Research seminar: BRINGING NATIONALISM INTO MANAGEMENT RESEARCH
AN ILLUSTRATION USING THE CHOICE OF GOVERNANCE MODE IN CROSS-BORDER COLLABORATIONS, by professor Douglas Dow, University of Melbourne, Australia
Professor Douglas Dow
Abstract: Many parts of the world are experiencing a surge in nationalism. However, little is known about how nationalism affects firms’ decisions. To begin demonstrating the relevance of this phenomenon, we focus on how the level of nationalism in a firm’s home country affects its cross-border collaborative strategies. Specifically, we theorize how the level of nationalism in a firm’s home country might affect its governance choices in such collaborations. We then hypothesize that this effect is moderated by how similar the home countries of the collaborative partners are in terms of culture, language, and religion. We test our predictions using data from over 11,000 cross-border non-equity alliances and equity joint ventures. It is our hope that our study will stimulate more research that will shed light on how, when, and why nationalism matters in understanding firm-level and inter-organizational activities.
Short Bio: Douglas Dow is a Professor in Business Strategy and a founding member of the Centre for the Practice of International Trade at the Melbourne Business School (MBS), a subsidiary of the University of Melbourne. He has also been a Director on the Board of MBS for 8 years, and served as the Head of Department from 2013 to 2016.
Douglas has published extensively in a number of journals ranging from the Journal of International Business Studies (JIBS), the Journal of International Marketing (JIM), the Journal of Management, the Global Strategy Journal, the Journal of International Management, Management International Review, and the International Business Review. His research has primarily focused on the impact of psychic distance (both perceived distance and various psychic distance stimuli) on international business decisions such as market choice, entry mode choice, product standardization, international alliances, and firm performance. More recently, he has expanded his interests to include the role of within-country diversity and nationalism in such decisions.

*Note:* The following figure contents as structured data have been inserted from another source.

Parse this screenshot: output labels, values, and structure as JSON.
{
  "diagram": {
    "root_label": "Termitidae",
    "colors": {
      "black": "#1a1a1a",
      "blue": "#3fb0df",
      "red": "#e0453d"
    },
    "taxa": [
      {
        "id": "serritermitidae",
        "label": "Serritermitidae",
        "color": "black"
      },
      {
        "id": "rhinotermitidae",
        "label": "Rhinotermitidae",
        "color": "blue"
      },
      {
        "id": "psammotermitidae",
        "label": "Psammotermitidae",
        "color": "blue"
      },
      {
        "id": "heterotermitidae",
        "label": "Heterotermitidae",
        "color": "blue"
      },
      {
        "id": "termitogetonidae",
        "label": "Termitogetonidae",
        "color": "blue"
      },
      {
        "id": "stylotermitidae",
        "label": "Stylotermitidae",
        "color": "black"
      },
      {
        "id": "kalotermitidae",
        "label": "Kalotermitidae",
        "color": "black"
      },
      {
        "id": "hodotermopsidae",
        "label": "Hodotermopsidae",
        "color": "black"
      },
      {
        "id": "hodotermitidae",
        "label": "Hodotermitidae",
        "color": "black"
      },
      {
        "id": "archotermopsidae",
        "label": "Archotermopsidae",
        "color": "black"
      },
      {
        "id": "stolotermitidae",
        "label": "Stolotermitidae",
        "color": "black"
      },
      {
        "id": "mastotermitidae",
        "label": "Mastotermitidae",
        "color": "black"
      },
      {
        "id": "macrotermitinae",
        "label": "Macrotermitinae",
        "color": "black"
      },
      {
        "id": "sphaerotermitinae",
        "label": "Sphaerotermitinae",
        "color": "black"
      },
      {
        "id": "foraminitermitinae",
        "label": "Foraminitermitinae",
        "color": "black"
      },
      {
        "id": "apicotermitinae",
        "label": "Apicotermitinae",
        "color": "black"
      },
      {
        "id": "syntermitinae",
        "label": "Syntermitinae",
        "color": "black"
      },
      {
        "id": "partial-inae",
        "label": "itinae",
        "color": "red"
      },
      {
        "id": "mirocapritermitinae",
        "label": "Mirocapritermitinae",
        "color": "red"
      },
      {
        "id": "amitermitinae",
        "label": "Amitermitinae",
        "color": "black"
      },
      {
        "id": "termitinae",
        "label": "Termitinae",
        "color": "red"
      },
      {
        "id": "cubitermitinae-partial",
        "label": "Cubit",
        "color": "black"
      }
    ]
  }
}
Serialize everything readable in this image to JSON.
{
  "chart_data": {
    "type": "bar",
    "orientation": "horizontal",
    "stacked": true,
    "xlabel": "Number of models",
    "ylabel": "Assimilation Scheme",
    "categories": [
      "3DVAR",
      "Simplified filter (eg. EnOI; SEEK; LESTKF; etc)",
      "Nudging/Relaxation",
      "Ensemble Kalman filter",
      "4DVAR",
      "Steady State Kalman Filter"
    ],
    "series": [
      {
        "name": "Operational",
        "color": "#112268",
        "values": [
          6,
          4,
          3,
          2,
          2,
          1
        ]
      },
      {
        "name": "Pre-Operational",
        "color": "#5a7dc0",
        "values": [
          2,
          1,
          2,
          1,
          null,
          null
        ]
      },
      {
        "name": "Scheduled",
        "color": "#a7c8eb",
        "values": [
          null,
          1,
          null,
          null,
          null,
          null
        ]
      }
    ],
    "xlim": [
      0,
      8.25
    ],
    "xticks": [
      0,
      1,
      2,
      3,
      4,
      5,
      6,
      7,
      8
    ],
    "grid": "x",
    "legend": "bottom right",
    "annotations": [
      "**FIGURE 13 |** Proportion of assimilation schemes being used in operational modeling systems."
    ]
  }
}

In August 2019 Douglas’ 2000 JIM article was awarded the Hans Thorelli Prize from the American Marketing Association for “the article that has made the most significant and long-term contribution to international marketing theory or practice that was published five or more years ago”. In addition to that, in June 2019, he was one of just over 100 academics awarded a Silver Medal for lifetime contributions to JIBS to celebrate the journal’s Silver Jubilee. Douglas is also a Consulting Editor for JIBS, and is on the editorial Board of four other journals.